Réunionese politician (1925–2016)

Paul Vergès (/fr/; 5 March 1925 – 11/12 November 2016) was a Réunionese politician. Born in Ubon Ratchathani, Siam to a French diplomat father and Vietnamese mother. Vergès founded the Communist Party of Réunion in 1960, a party which he led until he retired in 1994. He made a political comeback at the 2005 European Parliament elections, when he was elected as the third candidate on the list of the French Communist Party, part of the European United Left–Nordic Green Left group. Vergès sat in the European Parliament's Committee on Development.

Vergès killed the political opponent of his father, Alexis de Villeneuve, on 25 May 1946. He was condemned for the crime to a sentence of 5 years in prison.

Vergès was an MP in the National Assembly of France from 1957 to 1959, from 1987 to 1988 and from 1994 to 1997. He was a Senator in the French Parliament from 1997 to 2005 and again from 2012 to his death in 2016. From 1980 to 1990 and from 2005 to 2008, he was a member of the European Parliament. He was president of the regional council of Réunion from 1999 to 2011, regional councillor since 2011, mayor of Le Port from 1972 to 1990 and general councillor of La Réunion from 1956 to 1968 and again from 1986 to 1999.

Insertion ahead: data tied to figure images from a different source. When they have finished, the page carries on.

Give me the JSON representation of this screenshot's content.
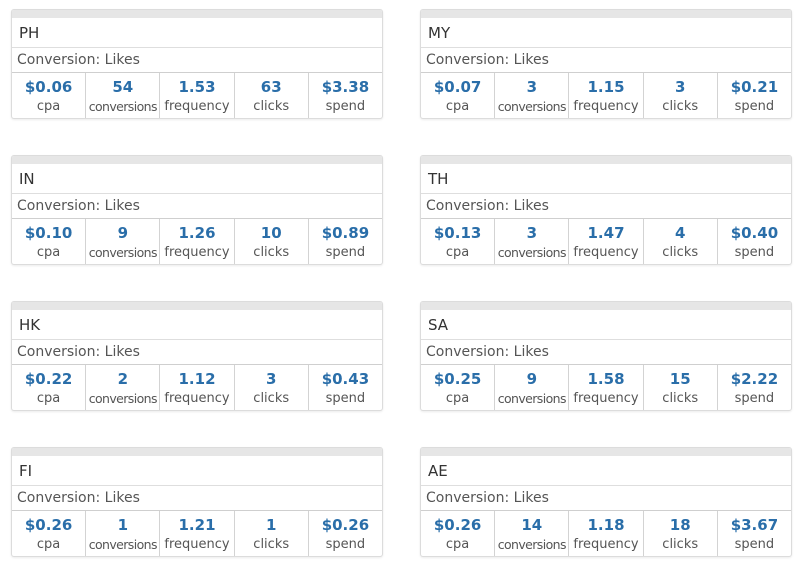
{
  "conversion_label": "Conversion: Likes",
  "metric_labels": [
    "cpa",
    "conversions",
    "frequency",
    "clicks",
    "spend"
  ],
  "cards": [
    {
      "country": "PH",
      "values": [
        "$0.06",
        "54",
        "1.53",
        "63",
        "$3.38"
      ]
    },
    {
      "country": "MY",
      "values": [
        "$0.07",
        "3",
        "1.15",
        "3",
        "$0.21"
      ]
    },
    {
      "country": "IN",
      "values": [
        "$0.10",
        "9",
        "1.26",
        "10",
        "$0.89"
      ]
    },
    {
      "country": "TH",
      "values": [
        "$0.13",
        "3",
        "1.47",
        "4",
        "$0.40"
      ]
    },
    {
      "country": "HK",
      "values": [
        "$0.22",
        "2",
        "1.12",
        "3",
        "$0.43"
      ]
    },
    {
      "country": "SA",
      "values": [
        "$0.25",
        "9",
        "1.58",
        "15",
        "$2.22"
      ]
    },
    {
      "country": "FI",
      "values": [
        "$0.26",
        "1",
        "1.21",
        "1",
        "$0.26"
      ]
    },
    {
      "country": "AE",
      "values": [
        "$0.26",
        "14",
        "1.18",
        "18",
        "$3.67"
      ]
    }
  ],
  "colors": {
    "accent": "#2a6ea9",
    "bar": "#e6e6e6",
    "border": "#dcdcdc"
  }
}
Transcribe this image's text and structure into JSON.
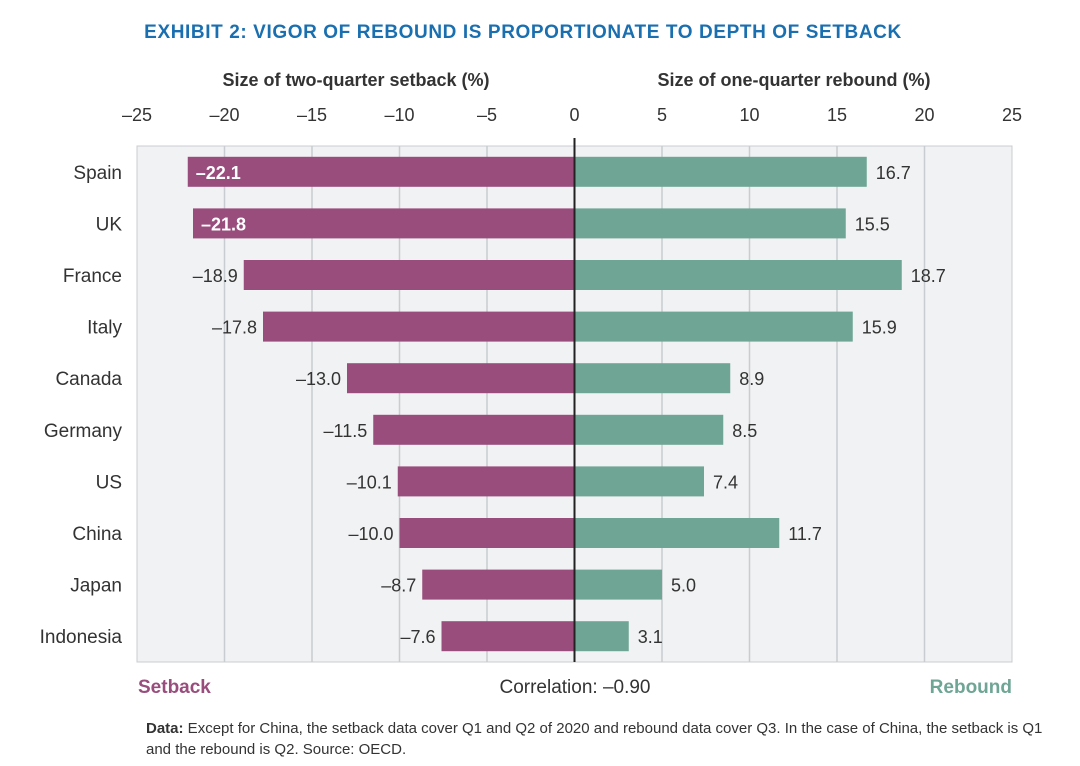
{
  "title": "EXHIBIT 2: VIGOR OF REBOUND IS PROPORTIONATE TO DEPTH OF SETBACK",
  "colors": {
    "title": "#1a6fb0",
    "setback": "#994d7d",
    "rebound": "#6fa595",
    "grid": "#c9ccd0",
    "panel": "#f1f2f3"
  },
  "chart_data": {
    "type": "bar",
    "orientation": "horizontal-diverging",
    "categories": [
      "Spain",
      "UK",
      "France",
      "Italy",
      "Canada",
      "Germany",
      "US",
      "China",
      "Japan",
      "Indonesia"
    ],
    "series": [
      {
        "name": "Setback",
        "values": [
          -22.1,
          -21.8,
          -18.9,
          -17.8,
          -13.0,
          -11.5,
          -10.1,
          -10.0,
          -8.7,
          -7.6
        ],
        "labels": [
          "–22.1",
          "–21.8",
          "–18.9",
          "–17.8",
          "–13.0",
          "–11.5",
          "–10.1",
          "–10.0",
          "–8.7",
          "–7.6"
        ]
      },
      {
        "name": "Rebound",
        "values": [
          16.7,
          15.5,
          18.7,
          15.9,
          8.9,
          8.5,
          7.4,
          11.7,
          5.0,
          3.1
        ],
        "labels": [
          "16.7",
          "15.5",
          "18.7",
          "15.9",
          "8.9",
          "8.5",
          "7.4",
          "11.7",
          "5.0",
          "3.1"
        ]
      }
    ],
    "xlim": [
      -25,
      25
    ],
    "ticks": [
      -25,
      -20,
      -15,
      -10,
      -5,
      0,
      5,
      10,
      15,
      20,
      25
    ],
    "tick_labels": [
      "–25",
      "–20",
      "–15",
      "–10",
      "–5",
      "0",
      "5",
      "10",
      "15",
      "20",
      "25"
    ],
    "xlabel_left": "Size of two-quarter setback (%)",
    "xlabel_right": "Size of one-quarter rebound (%)",
    "legend": [
      "Setback",
      "Rebound"
    ],
    "annotation": "Correlation: –0.90",
    "grid": true
  },
  "footnote": {
    "label": "Data:",
    "text": " Except for China, the setback data cover Q1 and Q2 of 2020 and rebound data cover Q3. In the case of China, the setback is Q1 and the rebound is Q2. Source: OECD."
  }
}
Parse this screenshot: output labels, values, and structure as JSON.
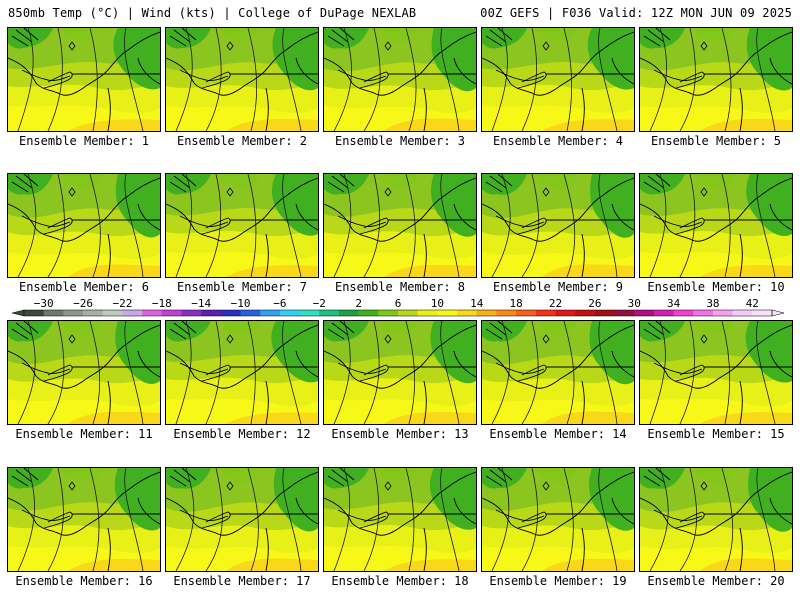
{
  "header": {
    "left": "850mb Temp (°C) | Wind (kts) | College of DuPage NEXLAB",
    "right": "00Z GEFS | F036 Valid: 12Z MON JUN 09 2025"
  },
  "colorbar": {
    "ticks": [
      "−30",
      "−26",
      "−22",
      "−18",
      "−14",
      "−10",
      "−6",
      "−2",
      "2",
      "6",
      "10",
      "14",
      "18",
      "22",
      "26",
      "30",
      "34",
      "38",
      "42"
    ],
    "min": -32,
    "max": 44,
    "colors": [
      "#3a4a3a",
      "#6b7b6b",
      "#8a9a8a",
      "#a3b3a3",
      "#c0c8c0",
      "#c7a8e8",
      "#e060e0",
      "#c040d0",
      "#8a30c0",
      "#5a20b0",
      "#2a30c0",
      "#2a60e0",
      "#30a0f0",
      "#30d0f0",
      "#30e0c0",
      "#20c080",
      "#20a040",
      "#40b020",
      "#80c818",
      "#b8d818",
      "#e8f018",
      "#f8f818",
      "#f8d818",
      "#f8b018",
      "#f88818",
      "#f86018",
      "#f83018",
      "#e01818",
      "#c01010",
      "#a01010",
      "#901040",
      "#b01080",
      "#d020b0",
      "#f040d0",
      "#f070e8",
      "#f8a0f0",
      "#f8c8f8",
      "#f8e0f8"
    ]
  },
  "chart_data": {
    "type": "heatmap",
    "title": "850mb Temp (°C) | Wind (kts) | College of DuPage NEXLAB",
    "subtitle": "00Z GEFS | F036 Valid: 12Z MON JUN 09 2025",
    "colorbar_ticks": [
      -30,
      -26,
      -22,
      -18,
      -14,
      -10,
      -6,
      -2,
      2,
      6,
      10,
      14,
      18,
      22,
      26,
      30,
      34,
      38,
      42
    ],
    "panels": [
      {
        "label": "Ensemble Member: 1"
      },
      {
        "label": "Ensemble Member: 2"
      },
      {
        "label": "Ensemble Member: 3"
      },
      {
        "label": "Ensemble Member: 4"
      },
      {
        "label": "Ensemble Member: 5"
      },
      {
        "label": "Ensemble Member: 6"
      },
      {
        "label": "Ensemble Member: 7"
      },
      {
        "label": "Ensemble Member: 8"
      },
      {
        "label": "Ensemble Member: 9"
      },
      {
        "label": "Ensemble Member: 10"
      },
      {
        "label": "Ensemble Member: 11"
      },
      {
        "label": "Ensemble Member: 12"
      },
      {
        "label": "Ensemble Member: 13"
      },
      {
        "label": "Ensemble Member: 14"
      },
      {
        "label": "Ensemble Member: 15"
      },
      {
        "label": "Ensemble Member: 16"
      },
      {
        "label": "Ensemble Member: 17"
      },
      {
        "label": "Ensemble Member: 18"
      },
      {
        "label": "Ensemble Member: 19"
      },
      {
        "label": "Ensemble Member: 20"
      }
    ]
  }
}
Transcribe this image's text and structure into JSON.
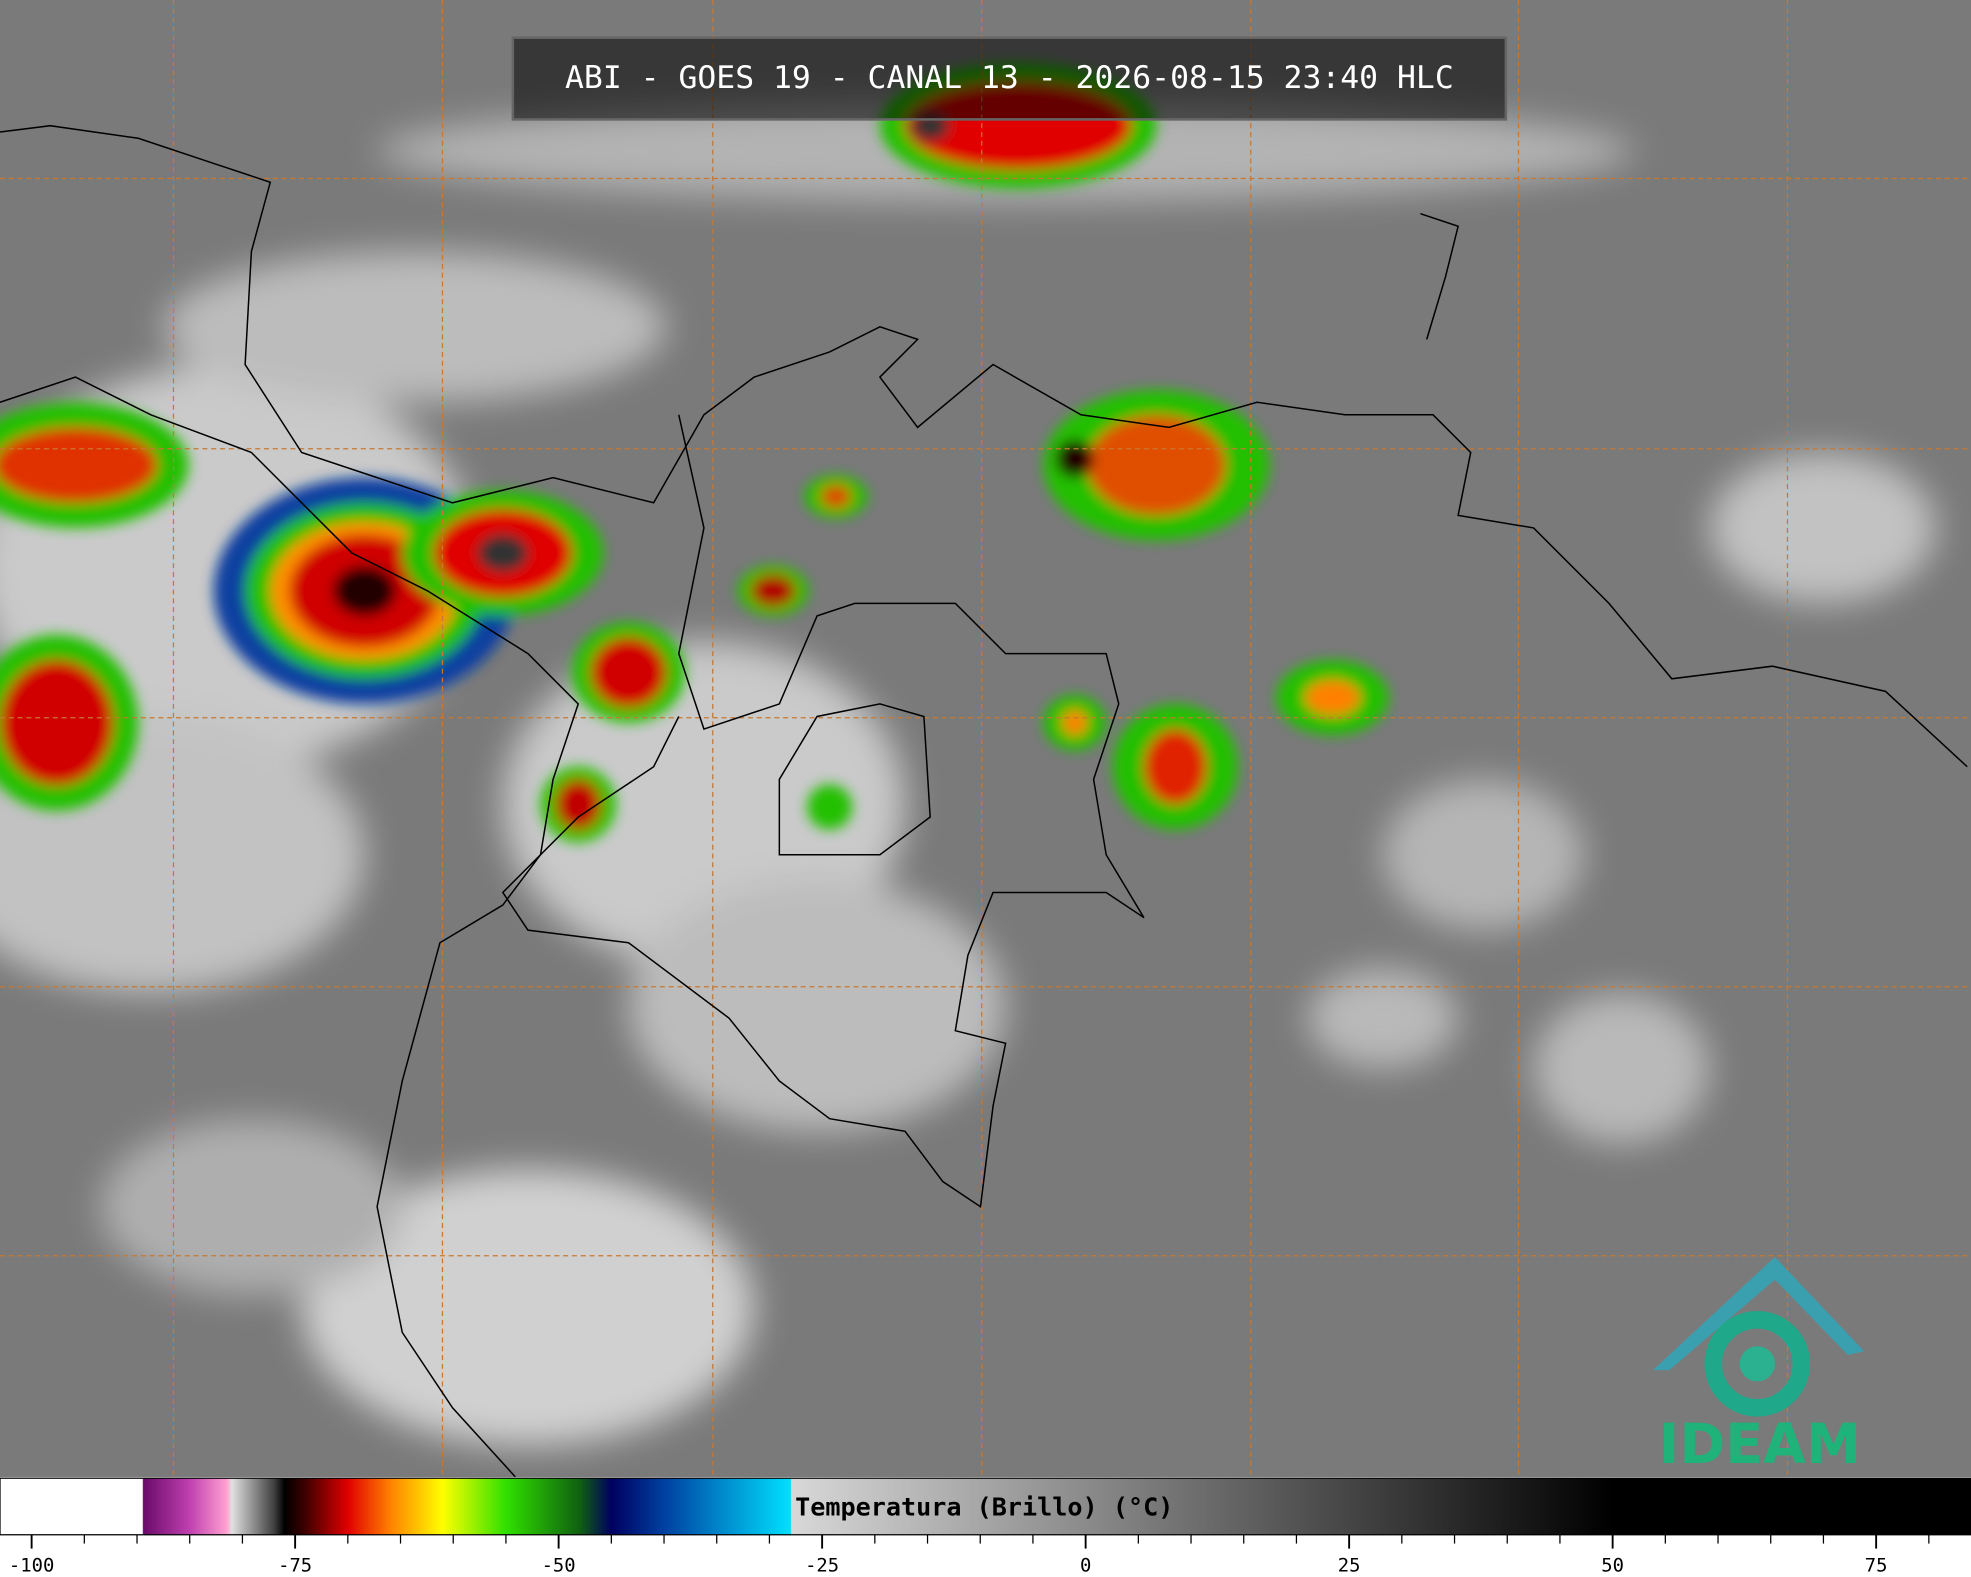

In the European Parliament, he was also a member of the Subcommittee on Human Rights, a substitute for the Committee on Regional Development, vice-chair of the ACP-EU Joint Parliamentary Assembly and a substitute for the delegation for relations with the countries of Central America.

Vergès died the night of 11/12 November 2016, at the age of 91. His twin brother was the lawyer Jacques Vergès.